Field failures require hero debugging

Service knowledge does not feed back into R&D. Customer bugs can be reproduced only by a small number of senior people.

Regulatory evidence reconstructed manually

Quality evidence must be assembled after the fact, by hand. Verification depends on expert intuition rather than machine-readable contracts.

New entrants with lower semantic cost

A competitor with a cleaner semantic architecture can validate, simulate, configure, service, and automate faster — at lower maintenance cost.

Three competences. One rare combination.

Our team is built on a specific and rare combination of three competences. Each exists in the market separately. We are where they converge.

Domain physics depth

Knowing which distinctions are physically real and which are incidental. A model that misses a fundamental distinction provides false confidence. One that encodes an incidental distinction over-constrains the system.

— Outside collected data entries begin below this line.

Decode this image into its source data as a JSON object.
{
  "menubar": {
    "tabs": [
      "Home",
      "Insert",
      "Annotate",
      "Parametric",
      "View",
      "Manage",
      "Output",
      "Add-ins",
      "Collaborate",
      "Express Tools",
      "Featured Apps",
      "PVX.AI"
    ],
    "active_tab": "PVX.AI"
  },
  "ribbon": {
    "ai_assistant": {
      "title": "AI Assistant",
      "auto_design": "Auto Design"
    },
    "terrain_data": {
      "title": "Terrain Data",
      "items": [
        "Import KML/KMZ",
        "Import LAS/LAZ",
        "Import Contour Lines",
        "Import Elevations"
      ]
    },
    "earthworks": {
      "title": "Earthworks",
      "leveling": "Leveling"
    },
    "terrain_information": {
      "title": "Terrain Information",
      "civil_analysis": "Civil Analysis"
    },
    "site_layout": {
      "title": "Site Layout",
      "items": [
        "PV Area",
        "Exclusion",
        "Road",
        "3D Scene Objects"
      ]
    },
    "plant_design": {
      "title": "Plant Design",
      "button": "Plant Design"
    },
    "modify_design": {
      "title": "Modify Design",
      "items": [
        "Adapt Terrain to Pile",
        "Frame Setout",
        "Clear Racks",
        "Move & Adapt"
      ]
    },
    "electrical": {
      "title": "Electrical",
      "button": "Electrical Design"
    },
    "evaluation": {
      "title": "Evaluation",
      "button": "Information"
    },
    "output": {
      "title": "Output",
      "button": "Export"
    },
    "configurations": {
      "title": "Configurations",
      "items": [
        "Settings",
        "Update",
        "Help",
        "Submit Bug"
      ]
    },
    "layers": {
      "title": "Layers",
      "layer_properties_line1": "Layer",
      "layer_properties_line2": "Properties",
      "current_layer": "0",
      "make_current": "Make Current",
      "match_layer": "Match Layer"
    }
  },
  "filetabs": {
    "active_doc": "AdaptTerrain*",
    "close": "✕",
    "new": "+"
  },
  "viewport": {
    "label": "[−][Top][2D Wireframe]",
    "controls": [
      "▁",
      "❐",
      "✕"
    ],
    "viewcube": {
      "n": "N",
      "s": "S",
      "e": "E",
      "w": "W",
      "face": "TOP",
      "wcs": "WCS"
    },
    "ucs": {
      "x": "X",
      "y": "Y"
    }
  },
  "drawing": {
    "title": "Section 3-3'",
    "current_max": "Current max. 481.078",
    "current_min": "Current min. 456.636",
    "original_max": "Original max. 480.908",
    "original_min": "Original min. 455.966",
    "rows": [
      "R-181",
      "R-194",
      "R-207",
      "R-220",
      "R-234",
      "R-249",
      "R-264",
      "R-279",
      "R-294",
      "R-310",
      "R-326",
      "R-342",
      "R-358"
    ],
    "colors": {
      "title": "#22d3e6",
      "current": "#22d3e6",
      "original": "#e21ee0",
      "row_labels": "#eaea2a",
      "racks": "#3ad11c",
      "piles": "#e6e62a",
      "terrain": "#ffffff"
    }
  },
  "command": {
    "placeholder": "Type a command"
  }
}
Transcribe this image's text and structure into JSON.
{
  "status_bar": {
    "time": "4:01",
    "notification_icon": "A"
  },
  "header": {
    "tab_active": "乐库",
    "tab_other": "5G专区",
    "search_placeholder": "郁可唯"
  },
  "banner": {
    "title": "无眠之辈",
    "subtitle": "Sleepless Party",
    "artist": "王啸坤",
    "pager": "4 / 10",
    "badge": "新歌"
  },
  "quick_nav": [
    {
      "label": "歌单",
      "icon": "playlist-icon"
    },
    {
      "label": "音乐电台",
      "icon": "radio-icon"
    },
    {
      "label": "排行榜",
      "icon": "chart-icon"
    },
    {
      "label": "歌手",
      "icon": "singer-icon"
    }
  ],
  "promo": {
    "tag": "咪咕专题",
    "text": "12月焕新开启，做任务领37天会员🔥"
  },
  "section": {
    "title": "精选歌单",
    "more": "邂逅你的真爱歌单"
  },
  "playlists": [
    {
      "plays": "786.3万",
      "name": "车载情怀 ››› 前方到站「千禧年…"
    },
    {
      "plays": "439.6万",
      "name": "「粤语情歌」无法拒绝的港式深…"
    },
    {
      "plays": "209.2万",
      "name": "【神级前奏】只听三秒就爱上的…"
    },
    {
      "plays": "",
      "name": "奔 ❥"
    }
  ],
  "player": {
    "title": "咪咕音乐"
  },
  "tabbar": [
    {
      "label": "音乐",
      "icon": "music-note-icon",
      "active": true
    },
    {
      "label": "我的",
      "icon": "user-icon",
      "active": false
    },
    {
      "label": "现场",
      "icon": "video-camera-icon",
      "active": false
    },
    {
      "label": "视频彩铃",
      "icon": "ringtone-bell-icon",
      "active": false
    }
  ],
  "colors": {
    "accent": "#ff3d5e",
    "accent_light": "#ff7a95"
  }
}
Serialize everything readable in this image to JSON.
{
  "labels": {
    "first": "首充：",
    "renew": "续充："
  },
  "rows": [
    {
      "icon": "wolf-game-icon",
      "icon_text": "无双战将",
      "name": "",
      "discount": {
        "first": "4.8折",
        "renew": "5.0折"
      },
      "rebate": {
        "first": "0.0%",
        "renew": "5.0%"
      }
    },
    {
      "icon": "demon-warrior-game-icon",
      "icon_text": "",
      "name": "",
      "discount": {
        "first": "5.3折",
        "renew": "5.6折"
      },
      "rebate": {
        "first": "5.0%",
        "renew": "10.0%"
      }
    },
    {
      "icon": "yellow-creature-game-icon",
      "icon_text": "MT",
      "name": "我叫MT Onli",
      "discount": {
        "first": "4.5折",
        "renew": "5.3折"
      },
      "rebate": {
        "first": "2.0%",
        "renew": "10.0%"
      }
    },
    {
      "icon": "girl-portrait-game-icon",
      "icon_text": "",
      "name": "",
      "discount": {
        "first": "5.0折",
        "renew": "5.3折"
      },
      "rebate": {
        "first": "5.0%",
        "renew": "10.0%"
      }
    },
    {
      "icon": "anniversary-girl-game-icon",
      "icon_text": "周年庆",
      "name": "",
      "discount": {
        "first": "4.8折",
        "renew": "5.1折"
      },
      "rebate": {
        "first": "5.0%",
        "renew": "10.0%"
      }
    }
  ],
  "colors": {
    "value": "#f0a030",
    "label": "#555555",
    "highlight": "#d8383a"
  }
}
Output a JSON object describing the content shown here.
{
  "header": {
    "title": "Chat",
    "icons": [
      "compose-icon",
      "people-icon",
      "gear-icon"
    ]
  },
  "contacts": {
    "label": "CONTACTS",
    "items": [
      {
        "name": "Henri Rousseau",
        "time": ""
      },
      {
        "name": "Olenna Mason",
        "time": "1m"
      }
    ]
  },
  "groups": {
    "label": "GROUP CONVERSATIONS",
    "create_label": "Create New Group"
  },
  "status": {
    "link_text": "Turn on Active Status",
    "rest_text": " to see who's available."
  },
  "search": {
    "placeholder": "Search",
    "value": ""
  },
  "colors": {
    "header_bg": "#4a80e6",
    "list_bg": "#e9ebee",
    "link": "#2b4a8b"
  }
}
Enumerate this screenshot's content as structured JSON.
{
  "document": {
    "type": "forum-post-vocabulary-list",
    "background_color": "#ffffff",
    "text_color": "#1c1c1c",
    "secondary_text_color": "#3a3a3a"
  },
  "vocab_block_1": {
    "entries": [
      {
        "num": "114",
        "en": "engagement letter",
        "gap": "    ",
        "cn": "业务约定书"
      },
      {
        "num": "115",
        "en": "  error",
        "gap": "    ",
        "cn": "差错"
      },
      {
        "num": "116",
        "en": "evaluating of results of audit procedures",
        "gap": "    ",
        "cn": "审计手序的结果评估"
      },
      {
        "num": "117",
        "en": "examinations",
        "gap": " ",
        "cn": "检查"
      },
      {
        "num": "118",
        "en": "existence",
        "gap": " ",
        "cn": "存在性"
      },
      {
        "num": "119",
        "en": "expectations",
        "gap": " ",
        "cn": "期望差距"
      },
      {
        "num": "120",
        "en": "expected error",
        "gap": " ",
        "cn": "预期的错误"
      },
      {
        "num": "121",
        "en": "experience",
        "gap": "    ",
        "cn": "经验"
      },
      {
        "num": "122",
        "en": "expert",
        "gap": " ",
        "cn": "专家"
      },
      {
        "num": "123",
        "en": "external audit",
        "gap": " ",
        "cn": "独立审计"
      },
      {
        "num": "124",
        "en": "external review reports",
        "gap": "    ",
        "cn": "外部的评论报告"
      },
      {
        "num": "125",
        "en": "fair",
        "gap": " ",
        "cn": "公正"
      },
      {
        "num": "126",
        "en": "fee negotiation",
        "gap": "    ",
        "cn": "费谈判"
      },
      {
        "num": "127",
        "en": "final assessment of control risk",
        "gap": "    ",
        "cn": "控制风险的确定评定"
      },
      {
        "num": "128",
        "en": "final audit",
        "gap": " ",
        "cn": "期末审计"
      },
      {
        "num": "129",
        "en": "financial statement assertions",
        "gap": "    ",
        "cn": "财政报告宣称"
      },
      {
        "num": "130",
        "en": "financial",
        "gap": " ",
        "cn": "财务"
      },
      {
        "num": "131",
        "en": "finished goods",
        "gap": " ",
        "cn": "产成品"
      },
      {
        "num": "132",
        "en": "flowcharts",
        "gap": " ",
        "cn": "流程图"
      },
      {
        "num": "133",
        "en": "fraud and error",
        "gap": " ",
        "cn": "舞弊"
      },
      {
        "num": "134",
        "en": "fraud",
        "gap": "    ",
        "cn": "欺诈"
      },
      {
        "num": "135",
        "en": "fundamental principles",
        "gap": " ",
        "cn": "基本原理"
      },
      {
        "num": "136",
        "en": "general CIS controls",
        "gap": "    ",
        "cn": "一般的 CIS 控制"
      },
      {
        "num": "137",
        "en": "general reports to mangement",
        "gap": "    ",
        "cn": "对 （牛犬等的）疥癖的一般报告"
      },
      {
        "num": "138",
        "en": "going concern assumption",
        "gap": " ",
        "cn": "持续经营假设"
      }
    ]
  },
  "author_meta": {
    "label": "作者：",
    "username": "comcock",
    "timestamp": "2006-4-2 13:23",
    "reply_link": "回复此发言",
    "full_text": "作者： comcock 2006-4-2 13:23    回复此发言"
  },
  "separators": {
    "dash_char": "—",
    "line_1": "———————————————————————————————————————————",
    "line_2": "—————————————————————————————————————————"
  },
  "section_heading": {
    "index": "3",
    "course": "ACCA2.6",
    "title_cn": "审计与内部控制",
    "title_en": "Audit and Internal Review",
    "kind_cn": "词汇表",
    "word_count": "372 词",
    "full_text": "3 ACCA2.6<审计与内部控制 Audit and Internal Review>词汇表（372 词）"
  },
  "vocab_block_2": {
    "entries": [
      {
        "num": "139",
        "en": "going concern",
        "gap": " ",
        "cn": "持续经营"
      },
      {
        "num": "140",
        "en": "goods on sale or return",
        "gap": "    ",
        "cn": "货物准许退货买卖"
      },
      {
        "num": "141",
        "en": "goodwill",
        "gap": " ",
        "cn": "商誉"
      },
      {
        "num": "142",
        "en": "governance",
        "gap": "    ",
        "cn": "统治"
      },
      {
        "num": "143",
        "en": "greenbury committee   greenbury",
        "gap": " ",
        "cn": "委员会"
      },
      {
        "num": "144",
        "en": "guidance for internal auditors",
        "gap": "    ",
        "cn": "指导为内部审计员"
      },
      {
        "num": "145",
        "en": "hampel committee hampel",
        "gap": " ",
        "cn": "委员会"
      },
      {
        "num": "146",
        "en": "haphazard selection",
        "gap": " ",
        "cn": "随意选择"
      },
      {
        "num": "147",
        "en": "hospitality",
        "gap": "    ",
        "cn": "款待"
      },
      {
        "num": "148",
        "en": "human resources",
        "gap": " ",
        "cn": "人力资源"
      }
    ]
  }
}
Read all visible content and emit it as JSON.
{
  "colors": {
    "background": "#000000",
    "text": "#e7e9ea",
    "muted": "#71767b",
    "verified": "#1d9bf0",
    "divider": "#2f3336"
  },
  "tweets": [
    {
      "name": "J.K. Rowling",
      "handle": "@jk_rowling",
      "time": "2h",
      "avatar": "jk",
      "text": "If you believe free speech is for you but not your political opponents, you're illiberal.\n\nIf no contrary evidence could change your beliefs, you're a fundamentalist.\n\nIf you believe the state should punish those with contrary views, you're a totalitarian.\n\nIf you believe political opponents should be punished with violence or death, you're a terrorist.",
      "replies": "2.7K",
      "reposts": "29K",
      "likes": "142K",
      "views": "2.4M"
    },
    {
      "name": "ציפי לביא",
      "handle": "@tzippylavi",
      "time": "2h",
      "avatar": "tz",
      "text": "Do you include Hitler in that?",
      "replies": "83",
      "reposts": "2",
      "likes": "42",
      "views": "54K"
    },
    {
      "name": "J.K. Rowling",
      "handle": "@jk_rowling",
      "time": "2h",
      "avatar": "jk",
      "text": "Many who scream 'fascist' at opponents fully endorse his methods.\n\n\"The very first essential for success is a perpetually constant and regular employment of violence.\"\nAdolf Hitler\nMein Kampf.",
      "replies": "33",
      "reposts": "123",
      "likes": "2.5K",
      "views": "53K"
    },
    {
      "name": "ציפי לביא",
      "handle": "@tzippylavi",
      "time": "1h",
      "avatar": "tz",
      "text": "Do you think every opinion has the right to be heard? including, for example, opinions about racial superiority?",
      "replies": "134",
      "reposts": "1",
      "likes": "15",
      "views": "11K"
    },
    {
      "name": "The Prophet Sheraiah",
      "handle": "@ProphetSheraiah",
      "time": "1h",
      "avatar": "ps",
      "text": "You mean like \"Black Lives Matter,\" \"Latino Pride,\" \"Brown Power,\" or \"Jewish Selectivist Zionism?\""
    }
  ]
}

Software architecture judgment

Encoding semantic distinctions where the framework can enforce them — at transport boundaries and component interfaces — not in documentation or convention. Keeping the structure minimal enough to remain maintainable.

Knowledge engineering instinct

Capturing knowledge in a form that survives personnel changes. Recognising which tacit conventions are load-bearing, which contested questions need explicit representation, which distinctions must extend as the domain evolves.

Market position

"We turn implicit instrument knowledge into durable enterprise assets, using architectural patterns proven at the largest scientific facilities in the world."

This positions the value at the maintenance horizon, not the delivery milestone — in terms that enterprise scientific facilities can directly map to operational risk.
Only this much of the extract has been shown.